Thursday, 1 December 2016

The Horror of December 1st and Christmas cards!!!!

The horror of December 1st more specifically children's Christmas card lists!

The crumpled, tatty lists of endless names delivered to unsuspecting parents around December 1st. Usually transported to us via book-bags or lunch-boxes,for the less fortunate among us the lists are usually found along with snotty tissues inside a trouser pocket after its been through the wash.

Our children thrust the list upon us with the same urgency as we have when heading for the wine aisle on a Monday Friday evening. Insisting that they need to write Christmas cards for the class that contained thirty children yesterday but somehow manages to produce a list of a thousand recipients.

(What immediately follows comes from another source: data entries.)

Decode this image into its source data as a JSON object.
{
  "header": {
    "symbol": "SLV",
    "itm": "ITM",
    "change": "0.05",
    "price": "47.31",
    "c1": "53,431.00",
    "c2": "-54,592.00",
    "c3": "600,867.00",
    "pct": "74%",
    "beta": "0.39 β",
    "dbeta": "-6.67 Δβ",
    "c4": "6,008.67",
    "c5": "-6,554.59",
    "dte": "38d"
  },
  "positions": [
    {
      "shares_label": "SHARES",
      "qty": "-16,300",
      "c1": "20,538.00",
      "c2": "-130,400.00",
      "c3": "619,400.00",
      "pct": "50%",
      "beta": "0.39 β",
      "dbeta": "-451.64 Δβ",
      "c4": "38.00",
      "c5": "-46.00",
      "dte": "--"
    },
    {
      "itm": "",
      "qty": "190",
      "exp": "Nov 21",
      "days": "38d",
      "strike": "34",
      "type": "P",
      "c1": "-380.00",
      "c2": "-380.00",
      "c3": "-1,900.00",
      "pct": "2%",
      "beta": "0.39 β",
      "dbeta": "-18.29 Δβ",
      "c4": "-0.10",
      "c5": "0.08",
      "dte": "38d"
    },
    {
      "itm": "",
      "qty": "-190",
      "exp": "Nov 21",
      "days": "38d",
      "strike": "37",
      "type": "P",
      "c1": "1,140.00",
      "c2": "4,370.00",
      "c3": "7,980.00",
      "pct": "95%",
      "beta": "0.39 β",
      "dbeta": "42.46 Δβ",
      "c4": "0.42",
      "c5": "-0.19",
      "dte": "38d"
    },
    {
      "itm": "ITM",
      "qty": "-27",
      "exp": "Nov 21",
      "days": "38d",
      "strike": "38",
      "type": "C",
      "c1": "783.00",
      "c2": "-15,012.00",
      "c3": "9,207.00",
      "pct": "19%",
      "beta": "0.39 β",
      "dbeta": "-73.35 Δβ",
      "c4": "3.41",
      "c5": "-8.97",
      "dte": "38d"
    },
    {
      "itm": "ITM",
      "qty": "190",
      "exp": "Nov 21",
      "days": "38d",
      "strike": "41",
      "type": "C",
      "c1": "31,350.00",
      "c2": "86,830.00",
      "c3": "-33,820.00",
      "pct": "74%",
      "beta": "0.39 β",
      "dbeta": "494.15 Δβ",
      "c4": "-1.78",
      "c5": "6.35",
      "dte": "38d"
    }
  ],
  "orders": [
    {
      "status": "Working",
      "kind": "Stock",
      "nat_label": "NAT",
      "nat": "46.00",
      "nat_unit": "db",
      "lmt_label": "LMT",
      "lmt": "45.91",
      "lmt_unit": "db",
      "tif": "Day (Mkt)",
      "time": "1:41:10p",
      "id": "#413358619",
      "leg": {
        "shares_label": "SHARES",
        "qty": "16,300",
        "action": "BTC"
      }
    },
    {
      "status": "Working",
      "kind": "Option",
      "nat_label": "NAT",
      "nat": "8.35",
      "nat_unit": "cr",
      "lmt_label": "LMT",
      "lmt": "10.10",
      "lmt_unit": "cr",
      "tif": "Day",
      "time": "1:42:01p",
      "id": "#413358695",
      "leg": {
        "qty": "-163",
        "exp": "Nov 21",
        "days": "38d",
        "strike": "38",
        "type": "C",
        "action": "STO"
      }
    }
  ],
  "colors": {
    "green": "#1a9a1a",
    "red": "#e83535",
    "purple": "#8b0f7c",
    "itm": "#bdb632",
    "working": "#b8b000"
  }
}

So during our next lunch hour we make our way to Poundland and purchase one thousand 'high quality' Christmas cards - the size of teabags - for 99p. We feel very pleased with ourselves, we can cross off a 'to do' from our Christmas 'to do' list, but at the same time wonder how our childrens handwriting, that's on the same scale as the Hollywood sign, is ever going to fit in the small cards.

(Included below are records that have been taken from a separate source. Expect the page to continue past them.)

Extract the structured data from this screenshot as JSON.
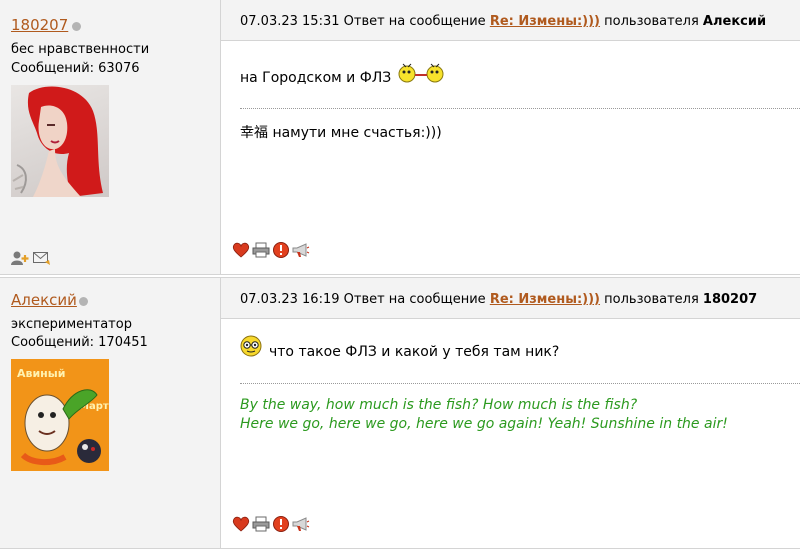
{
  "posts": [
    {
      "author": "180207",
      "rank": "бес нравственности",
      "messages_label": "Сообщений: 63076",
      "timestamp": "07.03.23 15:31",
      "reply_prefix": "Ответ на сообщение",
      "reply_link": "Re: Измены:)))",
      "reply_user_prefix": "пользователя",
      "reply_user": "Алексий",
      "body": "на Городском и ФЛЗ",
      "signature": "幸福 намути мне счастья:)))"
    },
    {
      "author": "Алексий",
      "rank": "экспериментатор",
      "messages_label": "Сообщений: 170451",
      "timestamp": "07.03.23 16:19",
      "reply_prefix": "Ответ на сообщение",
      "reply_link": "Re: Измены:)))",
      "reply_user_prefix": "пользователя",
      "reply_user": "180207",
      "body": "что такое ФЛЗ и какой у тебя там ник?",
      "signature_lines": [
        "By the way, how much is the fish? How much is the fish?",
        "Here we go, here we go, here we go again! Yeah! Sunshine in the air!"
      ]
    }
  ],
  "colors": {
    "link": "#b05a1e",
    "signature": "#2c9a1f",
    "panel": "#f3f3f3"
  },
  "icons": [
    "status-offline-icon",
    "add-friend-icon",
    "send-message-icon",
    "like-heart-icon",
    "print-icon",
    "report-icon",
    "megaphone-icon"
  ]
}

We should never have worried about our children's handwriting, after getting half way through writing 'To Alfie' they develop the need to: eat/play/sleep/poo/draw a picture of next doors cat/seek medical attention/other (delete as appropriate). So as parents we step up and spend the next ten hours writing cards for a thousand three-year-olds that can barely read their own name. The Christmas card list gets lost, we panic, we can barely remember the names on the list never mind how to spell them, so we spend the rest of the night stalking facebook profiles to retrieve correct spellings only to accidentally like Henriettes christenining photos from 2013.

Eventually they're completed, a stack of Christmas cards waiting to be distributed by our little ones. We're very proud of ourselves for being organised and imagine this is how the perfect, smug parent brigade always feels. That is until our children bring home their first batch of Christmas greetings; a Harrods card from little Tommy that is decorated with the actual Gold from the stable and a home made masterpiece from Lucy whose mum is obviously a blue peter presenter.

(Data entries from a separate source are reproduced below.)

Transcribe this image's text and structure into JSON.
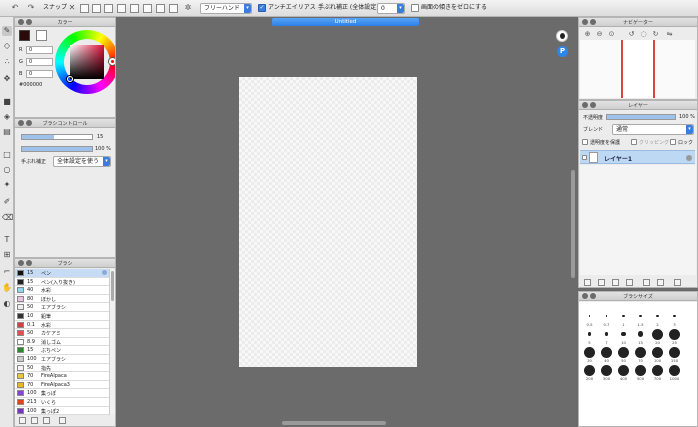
{
  "toolbar": {
    "snap_label": "スナップ",
    "stroke_mode": "フリーハンド",
    "antialias_label": "アンチエイリアス",
    "stabilizer_label": "手ぶれ補正 (全体設定)",
    "stabilizer_value": "0",
    "zero_label": "画面の傾きをゼロにする"
  },
  "canvas": {
    "document_title": "Untitled"
  },
  "color_panel": {
    "title": "カラー",
    "r_label": "R",
    "r": "0",
    "g_label": "G",
    "g": "0",
    "b_label": "B",
    "b": "0",
    "hex": "#000000",
    "fg_color": "#2b0a0a",
    "bg_color": "#ffffff"
  },
  "brush_control": {
    "title": "ブラシコントロール",
    "size_value": "15",
    "opacity_value": "100 %",
    "correction_label": "手ぶれ補正",
    "correction_mode": "全体設定を使う"
  },
  "brush_list": {
    "title": "ブラシ",
    "items": [
      {
        "size": "15",
        "name": "ペン",
        "color": "#111111",
        "selected": true
      },
      {
        "size": "15",
        "name": "ペン(入り抜き)",
        "color": "#222222"
      },
      {
        "size": "40",
        "name": "水彩",
        "color": "#8fd6f0"
      },
      {
        "size": "80",
        "name": "ぼかし",
        "color": "#f0c0e0"
      },
      {
        "size": "50",
        "name": "エアブラシ",
        "color": "#eeeeee"
      },
      {
        "size": "10",
        "name": "鉛筆",
        "color": "#333333"
      },
      {
        "size": "0.1",
        "name": "水彩",
        "color": "#cc4444"
      },
      {
        "size": "50",
        "name": "カケアミ",
        "color": "#e05050"
      },
      {
        "size": "8.9",
        "name": "消しゴム",
        "color": "#ffffff"
      },
      {
        "size": "15",
        "name": "ぶちペン",
        "color": "#2a8a2a"
      },
      {
        "size": "100",
        "name": "エアブラシ",
        "color": "#cccccc"
      },
      {
        "size": "50",
        "name": "指先",
        "color": "#f6f6f6"
      },
      {
        "size": "70",
        "name": "FireAlpaca",
        "color": "#f0c040"
      },
      {
        "size": "70",
        "name": "FireAlpaca3",
        "color": "#f0b030"
      },
      {
        "size": "100",
        "name": "集っぽ",
        "color": "#8844cc"
      },
      {
        "size": "213",
        "name": "いくら",
        "color": "#dd4422"
      },
      {
        "size": "100",
        "name": "集っぽ2",
        "color": "#7733bb"
      }
    ]
  },
  "navigator": {
    "title": "ナビゲーター"
  },
  "layer_panel": {
    "title": "レイヤー",
    "opacity_label": "不透明度",
    "opacity_value": "100 %",
    "blend_label": "ブレンド",
    "blend_mode": "通常",
    "protect_label": "透明度を保護",
    "clipping_label": "クリッピング",
    "lock_label": "ロック",
    "layer_name": "レイヤー1"
  },
  "brush_size": {
    "title": "ブラシサイズ",
    "sizes": [
      "0.5",
      "0.7",
      "1",
      "1.5",
      "2",
      "3",
      "5",
      "7",
      "10",
      "15",
      "20",
      "25",
      "30",
      "40",
      "50",
      "70",
      "100",
      "150",
      "200",
      "300",
      "400",
      "500",
      "700",
      "1000"
    ]
  }
}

The 99p cards are scrapped and quickly replaced by the more luxurious Tesco's finest (the ones we were saving for emergencies) and a batch of santa stickers to add a bit more originality. They eventually get sent into school with our very excited children who are eager to spread Christmas cheer to their thousand best friends and we breathe a sigh of relief.

Over the next couple of weeks our children receive hundreds of teabag size cards that we store in the glove box of the car, behind the toaster or on top of the fridge; we promise that we will get a card holder (piece of string) and display them all in pride of place above the fireplace (radiator in our case) Christmas gets closer and the pile of cards, some unopened (the shame), gets bigger. Eventually the start of January arrives and they all get chucked out with the dead tree!!

The January blues are well and truly growing roots and we think things cant get any worse...

We open our Children's bags the night before school starts and as well as discovering a homework assignment that looks like it was influenced by Lucy's Mum; we also find one thousand of Tesco's finest Christmas cards!!!